Investigation of defect levels in Cs2Hg6S7 single crystals by photoconductivity and photoluminescence spectroscopies

Abstract

The heavy element semiconductor compound Cs2Hg6S7 is of interest as a potential wide gap semiconductor for gamma ray detection. To determine electrically active defects and their energy levels, photoconductivity (PC) spectroscopy was carried out over the temperature range of 90-295 K. The low temperature spectrum exhibits photoconductive transitions at 1.495, 1.61, 1.66, and 1.68 eV. The optical transitions are tentatively attributed to defects with levels located at energies of 50, 70, 120, and 240 meV from the band edge. A superlinear dependence of photocurrent on illumination intensity is observed that is attributed to a two-center recombination process that involves shallow traps and recombination centers. Near band edge photoluminescence (PL) was observed over the temperature range of 24–80 K. The spectrum revealed three defect related emission bands located at 1.68, 1.66, and 1.62 eV, whose ionization energies are 57 meV, 78 meV, and 115 meV, respectively.

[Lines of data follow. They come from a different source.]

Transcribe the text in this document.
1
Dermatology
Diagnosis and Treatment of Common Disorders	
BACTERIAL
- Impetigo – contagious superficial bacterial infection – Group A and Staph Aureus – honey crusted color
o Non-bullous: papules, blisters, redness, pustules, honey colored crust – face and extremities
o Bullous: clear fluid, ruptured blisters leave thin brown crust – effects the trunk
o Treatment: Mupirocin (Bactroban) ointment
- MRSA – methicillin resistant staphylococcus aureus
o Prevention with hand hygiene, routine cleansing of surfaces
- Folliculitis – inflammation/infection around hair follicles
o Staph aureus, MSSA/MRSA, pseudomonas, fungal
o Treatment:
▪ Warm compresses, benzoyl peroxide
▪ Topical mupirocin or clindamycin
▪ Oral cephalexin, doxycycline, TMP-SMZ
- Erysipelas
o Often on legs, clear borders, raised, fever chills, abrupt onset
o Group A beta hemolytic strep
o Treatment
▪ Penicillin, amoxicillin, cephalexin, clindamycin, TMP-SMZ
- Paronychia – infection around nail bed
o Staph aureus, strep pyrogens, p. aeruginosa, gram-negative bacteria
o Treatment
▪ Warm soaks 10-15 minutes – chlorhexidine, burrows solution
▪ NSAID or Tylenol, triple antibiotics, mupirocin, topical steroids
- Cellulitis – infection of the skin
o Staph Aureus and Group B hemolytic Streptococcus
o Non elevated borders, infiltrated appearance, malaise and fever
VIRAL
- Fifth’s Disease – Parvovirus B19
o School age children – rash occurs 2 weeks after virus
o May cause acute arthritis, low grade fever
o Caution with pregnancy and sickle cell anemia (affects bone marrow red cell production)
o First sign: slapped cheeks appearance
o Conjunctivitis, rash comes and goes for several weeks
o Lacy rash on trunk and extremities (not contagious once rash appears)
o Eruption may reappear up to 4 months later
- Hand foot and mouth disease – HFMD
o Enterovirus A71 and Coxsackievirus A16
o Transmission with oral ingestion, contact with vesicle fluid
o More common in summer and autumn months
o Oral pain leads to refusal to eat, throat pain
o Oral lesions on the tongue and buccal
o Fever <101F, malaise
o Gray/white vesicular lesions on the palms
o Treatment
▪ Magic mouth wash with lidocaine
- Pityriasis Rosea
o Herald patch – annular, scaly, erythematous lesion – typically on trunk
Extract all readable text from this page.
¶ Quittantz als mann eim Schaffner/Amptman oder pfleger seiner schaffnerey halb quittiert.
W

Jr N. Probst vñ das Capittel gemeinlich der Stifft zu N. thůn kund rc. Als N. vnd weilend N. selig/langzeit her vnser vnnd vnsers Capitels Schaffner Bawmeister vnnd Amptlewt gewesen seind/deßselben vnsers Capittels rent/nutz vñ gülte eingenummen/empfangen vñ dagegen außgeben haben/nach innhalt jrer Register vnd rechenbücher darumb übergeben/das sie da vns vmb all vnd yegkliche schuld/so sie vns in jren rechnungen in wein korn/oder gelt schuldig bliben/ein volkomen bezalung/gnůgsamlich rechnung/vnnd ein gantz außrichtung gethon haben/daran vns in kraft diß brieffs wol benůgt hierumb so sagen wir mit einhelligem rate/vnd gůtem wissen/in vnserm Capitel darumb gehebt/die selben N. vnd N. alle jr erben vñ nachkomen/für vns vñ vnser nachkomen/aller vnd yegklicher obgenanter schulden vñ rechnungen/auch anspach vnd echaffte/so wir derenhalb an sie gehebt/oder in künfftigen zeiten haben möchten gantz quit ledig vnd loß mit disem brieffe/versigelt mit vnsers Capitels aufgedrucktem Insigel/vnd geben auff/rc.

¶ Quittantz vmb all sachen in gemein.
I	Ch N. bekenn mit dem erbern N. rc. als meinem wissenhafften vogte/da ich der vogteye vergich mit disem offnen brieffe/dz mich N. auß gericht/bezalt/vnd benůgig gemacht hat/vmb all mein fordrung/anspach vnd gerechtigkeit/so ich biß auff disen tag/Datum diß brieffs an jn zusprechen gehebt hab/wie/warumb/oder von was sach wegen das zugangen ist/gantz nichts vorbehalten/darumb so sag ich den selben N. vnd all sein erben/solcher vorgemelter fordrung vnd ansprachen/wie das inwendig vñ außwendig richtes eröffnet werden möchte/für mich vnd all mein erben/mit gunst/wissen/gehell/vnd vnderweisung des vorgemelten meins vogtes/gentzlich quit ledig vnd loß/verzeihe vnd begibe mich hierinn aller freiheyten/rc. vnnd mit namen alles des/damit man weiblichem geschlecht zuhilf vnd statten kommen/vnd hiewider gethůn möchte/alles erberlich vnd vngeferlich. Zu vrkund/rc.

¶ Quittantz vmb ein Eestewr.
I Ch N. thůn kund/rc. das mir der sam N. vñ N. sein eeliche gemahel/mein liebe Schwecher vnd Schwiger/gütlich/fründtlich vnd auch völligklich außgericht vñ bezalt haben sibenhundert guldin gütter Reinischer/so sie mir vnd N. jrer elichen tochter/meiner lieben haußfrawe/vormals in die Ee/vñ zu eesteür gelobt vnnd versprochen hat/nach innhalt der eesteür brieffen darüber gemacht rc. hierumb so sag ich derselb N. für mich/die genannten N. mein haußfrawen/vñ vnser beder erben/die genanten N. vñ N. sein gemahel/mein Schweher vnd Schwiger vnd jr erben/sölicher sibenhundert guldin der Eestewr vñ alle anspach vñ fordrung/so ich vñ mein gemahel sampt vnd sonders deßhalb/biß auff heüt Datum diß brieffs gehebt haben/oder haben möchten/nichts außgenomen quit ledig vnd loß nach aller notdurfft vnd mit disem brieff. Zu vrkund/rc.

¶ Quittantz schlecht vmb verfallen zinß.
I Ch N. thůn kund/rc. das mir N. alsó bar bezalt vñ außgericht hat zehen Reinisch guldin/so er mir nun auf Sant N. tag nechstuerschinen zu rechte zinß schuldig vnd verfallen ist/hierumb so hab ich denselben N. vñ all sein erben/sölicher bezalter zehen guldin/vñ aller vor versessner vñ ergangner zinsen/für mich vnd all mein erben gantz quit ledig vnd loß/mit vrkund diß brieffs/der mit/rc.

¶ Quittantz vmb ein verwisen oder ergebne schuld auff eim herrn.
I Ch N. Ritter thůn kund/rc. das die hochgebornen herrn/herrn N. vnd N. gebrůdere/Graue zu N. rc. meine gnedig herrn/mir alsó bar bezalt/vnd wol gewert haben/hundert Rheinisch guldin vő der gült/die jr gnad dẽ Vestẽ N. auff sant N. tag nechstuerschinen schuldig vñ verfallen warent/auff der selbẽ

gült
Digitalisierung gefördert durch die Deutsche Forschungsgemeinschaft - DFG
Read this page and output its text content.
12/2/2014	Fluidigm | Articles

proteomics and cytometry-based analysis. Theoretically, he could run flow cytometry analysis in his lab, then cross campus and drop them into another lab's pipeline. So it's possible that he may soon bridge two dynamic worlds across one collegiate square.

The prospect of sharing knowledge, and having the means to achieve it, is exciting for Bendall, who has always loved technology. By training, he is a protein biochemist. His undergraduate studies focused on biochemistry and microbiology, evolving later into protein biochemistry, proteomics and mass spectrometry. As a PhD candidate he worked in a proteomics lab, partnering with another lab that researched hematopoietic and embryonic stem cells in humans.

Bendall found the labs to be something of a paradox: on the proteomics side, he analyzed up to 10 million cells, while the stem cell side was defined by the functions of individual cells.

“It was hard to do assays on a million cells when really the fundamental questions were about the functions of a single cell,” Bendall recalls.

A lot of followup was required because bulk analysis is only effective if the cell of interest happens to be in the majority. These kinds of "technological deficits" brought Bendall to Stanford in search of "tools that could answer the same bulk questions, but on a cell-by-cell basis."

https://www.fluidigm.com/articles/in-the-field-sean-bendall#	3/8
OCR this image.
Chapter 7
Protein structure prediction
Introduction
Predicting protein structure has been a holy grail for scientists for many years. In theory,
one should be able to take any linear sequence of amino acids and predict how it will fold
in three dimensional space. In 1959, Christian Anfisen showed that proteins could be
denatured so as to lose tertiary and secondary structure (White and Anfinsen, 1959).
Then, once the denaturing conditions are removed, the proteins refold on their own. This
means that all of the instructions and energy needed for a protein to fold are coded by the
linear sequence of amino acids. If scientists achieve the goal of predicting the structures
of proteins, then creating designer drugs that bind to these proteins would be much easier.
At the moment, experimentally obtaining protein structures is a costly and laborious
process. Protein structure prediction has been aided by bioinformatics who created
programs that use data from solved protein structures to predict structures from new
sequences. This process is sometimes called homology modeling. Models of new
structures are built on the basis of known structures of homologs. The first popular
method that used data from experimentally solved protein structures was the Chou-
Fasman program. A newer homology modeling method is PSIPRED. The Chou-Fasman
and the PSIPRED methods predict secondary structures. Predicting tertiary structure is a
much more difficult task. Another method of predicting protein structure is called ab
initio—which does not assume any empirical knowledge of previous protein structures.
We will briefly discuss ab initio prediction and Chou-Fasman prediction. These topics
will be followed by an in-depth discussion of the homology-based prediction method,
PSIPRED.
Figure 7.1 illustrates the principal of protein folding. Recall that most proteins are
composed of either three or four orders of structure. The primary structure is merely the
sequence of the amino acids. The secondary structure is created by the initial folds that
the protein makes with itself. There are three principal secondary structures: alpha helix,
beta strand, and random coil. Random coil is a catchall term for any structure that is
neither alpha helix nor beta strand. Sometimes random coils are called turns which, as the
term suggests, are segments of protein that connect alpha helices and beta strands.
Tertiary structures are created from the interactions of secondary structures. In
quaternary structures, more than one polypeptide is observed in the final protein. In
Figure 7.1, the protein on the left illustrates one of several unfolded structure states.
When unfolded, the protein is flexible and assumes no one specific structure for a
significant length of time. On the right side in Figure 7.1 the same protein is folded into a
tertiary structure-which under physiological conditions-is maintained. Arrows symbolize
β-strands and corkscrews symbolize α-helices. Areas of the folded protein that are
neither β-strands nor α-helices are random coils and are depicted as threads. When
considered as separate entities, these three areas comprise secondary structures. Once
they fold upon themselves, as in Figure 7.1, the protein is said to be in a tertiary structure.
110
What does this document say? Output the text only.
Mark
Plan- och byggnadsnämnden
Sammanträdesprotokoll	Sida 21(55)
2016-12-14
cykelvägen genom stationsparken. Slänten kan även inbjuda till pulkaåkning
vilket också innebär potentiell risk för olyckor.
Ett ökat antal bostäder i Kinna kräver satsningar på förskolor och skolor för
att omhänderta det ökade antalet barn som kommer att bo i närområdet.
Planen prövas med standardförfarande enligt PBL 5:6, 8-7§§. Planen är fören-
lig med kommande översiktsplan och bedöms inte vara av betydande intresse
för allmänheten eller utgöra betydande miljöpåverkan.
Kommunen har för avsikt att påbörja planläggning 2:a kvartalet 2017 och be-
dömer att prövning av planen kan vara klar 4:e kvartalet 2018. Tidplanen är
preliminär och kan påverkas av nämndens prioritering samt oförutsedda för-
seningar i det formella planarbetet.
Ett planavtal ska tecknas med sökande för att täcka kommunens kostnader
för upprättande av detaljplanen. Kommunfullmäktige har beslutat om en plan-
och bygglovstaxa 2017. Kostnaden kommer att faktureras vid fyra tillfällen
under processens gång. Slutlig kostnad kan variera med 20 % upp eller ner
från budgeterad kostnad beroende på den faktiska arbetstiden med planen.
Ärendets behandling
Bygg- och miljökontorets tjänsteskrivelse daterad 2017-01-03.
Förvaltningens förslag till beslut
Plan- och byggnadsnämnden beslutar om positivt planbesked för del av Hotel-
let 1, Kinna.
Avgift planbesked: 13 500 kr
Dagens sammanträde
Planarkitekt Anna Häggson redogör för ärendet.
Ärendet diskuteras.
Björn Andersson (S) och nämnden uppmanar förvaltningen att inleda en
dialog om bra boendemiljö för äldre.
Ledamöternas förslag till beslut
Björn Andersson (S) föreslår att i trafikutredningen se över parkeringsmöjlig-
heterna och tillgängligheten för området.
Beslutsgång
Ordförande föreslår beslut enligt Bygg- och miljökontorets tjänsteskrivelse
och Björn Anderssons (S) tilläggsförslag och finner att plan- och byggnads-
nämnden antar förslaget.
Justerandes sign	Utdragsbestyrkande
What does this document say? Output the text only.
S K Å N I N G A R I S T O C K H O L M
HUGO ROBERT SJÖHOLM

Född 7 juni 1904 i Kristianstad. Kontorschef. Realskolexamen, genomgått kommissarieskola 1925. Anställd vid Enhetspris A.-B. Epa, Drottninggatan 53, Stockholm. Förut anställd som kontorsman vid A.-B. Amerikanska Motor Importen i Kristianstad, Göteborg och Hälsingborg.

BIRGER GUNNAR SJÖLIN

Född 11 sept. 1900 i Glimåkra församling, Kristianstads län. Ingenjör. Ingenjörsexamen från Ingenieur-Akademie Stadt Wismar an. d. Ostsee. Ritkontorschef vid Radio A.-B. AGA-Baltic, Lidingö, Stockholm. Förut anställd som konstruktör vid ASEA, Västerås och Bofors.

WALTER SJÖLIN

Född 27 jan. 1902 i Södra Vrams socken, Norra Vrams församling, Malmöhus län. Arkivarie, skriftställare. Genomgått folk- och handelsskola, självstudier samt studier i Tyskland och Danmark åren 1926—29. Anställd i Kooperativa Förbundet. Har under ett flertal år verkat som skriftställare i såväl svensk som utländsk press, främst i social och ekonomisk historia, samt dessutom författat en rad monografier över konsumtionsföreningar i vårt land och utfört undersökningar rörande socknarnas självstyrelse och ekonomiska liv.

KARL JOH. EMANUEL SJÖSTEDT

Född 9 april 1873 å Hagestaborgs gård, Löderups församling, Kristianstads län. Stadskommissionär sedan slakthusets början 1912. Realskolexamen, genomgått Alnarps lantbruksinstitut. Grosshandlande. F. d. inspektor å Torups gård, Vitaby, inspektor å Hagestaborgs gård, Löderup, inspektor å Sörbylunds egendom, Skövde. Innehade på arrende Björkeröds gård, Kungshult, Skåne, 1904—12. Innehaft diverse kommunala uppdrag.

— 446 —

From the temperature and excitation dependencies of the observed peak intensities and energies, the radiative recombination mechanisms of the bands were attributed to transitions involving excitons bound to neutral and ionized acceptors. Good agreement of the defect level energies determined by PL and PC were noted, indicating that they were of the same origin. The defects were tentatively attributed to metal vacancies that form shallow acceptor levels.